Jason Brown, the 30-year-old sentimental fan favorite beloved for his artistry and passion but lacking some of the most difficult elements of his top-placing peers, had a nearly flawless free skate to finish eighth. Andrew Torgashev, the 2025 national runner-up, had a more challenging outing, falling twice during an error-prone free skate to land in 22nd place.

The pairs competition was the weakest spot for the Americans in Boston, but even that can be considered a win. Because Alisa Efimova and Misha Mitrofanov finished in sixth, and Ellie Kam and Danny O'Shea in seventh, their combined result of 13 gives the country a chance to qualify three teams for the Olympics -- something that hasn't been done since 1994.

"That would mean a lot," Mitrofanov told NBC Sports on Thursday. "It's bigger than us. That's something, actually [that] we kind of set a little goal in our heads [coming into worlds]."

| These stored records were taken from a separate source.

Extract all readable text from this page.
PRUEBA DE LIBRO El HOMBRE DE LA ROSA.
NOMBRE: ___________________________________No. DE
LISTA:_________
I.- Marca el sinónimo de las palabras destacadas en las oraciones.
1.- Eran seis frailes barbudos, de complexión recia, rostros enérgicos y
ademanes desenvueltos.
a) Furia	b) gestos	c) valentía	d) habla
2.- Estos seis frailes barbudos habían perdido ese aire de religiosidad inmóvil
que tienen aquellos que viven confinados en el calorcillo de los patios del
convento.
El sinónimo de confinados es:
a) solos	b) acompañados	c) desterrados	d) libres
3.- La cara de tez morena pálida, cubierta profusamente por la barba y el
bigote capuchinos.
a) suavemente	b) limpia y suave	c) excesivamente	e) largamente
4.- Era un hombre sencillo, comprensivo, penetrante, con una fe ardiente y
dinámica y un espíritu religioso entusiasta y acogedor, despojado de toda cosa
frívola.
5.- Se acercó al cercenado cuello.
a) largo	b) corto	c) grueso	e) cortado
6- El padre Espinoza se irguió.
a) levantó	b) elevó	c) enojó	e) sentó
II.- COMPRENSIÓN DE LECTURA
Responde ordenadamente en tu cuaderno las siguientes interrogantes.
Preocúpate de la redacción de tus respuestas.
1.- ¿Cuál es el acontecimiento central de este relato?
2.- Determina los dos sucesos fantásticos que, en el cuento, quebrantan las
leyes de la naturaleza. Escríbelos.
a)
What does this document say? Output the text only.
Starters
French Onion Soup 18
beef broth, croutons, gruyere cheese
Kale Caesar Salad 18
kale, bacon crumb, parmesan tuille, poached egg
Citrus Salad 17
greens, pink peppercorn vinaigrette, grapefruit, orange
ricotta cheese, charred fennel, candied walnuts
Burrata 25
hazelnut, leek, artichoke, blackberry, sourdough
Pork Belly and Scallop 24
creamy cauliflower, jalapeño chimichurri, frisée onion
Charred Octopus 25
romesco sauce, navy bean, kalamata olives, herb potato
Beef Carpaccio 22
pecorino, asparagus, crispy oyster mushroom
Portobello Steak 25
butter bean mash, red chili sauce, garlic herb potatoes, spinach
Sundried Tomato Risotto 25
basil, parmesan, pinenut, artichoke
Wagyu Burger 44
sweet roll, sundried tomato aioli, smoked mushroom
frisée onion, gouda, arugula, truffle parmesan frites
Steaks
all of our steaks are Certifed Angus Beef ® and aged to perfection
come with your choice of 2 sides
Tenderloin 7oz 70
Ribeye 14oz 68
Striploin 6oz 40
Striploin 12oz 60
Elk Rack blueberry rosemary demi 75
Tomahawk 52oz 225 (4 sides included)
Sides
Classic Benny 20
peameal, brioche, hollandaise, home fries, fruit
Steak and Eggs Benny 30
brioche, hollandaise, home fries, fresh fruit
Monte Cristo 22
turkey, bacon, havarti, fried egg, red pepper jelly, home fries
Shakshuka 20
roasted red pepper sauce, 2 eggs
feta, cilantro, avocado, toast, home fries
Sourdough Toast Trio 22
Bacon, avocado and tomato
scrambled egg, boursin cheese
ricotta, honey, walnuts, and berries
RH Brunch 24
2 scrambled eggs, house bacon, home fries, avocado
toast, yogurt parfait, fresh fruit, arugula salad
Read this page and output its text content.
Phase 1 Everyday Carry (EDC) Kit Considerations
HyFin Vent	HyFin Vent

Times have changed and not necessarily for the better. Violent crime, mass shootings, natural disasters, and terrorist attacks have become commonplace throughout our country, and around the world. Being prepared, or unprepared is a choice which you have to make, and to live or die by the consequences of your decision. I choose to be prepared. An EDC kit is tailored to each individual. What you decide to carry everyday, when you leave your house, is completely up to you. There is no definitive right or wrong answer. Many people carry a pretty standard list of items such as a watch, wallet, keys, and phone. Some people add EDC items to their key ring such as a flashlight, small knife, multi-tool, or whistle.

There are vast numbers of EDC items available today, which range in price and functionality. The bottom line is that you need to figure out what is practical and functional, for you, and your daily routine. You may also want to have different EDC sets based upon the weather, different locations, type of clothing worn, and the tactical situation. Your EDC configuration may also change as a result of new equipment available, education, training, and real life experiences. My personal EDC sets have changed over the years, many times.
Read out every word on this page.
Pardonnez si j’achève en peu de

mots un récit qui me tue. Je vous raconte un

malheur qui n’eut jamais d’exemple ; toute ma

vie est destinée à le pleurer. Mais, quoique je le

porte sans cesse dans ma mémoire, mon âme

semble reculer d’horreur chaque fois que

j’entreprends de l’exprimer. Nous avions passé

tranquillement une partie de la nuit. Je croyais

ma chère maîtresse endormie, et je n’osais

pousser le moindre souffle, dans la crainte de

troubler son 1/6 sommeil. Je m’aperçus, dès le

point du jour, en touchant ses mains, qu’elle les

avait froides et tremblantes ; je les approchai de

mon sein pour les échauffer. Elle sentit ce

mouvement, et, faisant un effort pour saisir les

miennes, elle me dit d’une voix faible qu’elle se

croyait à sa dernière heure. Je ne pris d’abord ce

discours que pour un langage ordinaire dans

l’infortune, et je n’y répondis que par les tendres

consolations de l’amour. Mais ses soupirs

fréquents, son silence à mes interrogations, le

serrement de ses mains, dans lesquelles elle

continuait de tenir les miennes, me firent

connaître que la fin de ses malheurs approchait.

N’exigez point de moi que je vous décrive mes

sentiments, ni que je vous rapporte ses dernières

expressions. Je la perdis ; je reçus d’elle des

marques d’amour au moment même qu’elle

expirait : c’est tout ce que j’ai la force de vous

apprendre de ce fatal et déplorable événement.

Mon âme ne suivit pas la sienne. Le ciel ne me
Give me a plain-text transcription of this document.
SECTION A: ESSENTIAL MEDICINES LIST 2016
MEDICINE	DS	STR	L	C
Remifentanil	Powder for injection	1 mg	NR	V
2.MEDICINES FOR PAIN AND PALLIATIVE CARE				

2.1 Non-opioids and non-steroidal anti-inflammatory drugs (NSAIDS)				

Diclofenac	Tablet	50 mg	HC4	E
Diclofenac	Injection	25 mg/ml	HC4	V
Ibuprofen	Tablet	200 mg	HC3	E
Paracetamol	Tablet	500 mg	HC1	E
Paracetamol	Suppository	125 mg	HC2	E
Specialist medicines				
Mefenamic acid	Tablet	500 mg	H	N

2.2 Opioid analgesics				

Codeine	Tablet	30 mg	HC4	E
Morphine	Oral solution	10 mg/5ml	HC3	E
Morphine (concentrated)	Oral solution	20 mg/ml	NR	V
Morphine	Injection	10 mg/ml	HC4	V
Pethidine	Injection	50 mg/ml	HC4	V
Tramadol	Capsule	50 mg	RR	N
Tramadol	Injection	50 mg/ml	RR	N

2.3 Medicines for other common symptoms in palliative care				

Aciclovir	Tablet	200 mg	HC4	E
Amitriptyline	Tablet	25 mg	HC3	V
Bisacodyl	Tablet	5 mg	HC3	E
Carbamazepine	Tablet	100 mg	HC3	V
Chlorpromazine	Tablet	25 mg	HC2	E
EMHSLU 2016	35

So now, the biggest question for the Americans in the sport is a simple one: Can they keep it up and dominate on the world's biggest stage in February in Italy?

It certainly seems as if the country's top skaters, across disciplines, are capable of doing just that. But of course, the participation status of the Russians remains unclear, and there are still 313 long, unpredictable days until the Olympic team event gets underway.

"A lot can happen in skating," Gold said to ESPN on Saturday. "Ice is slippery."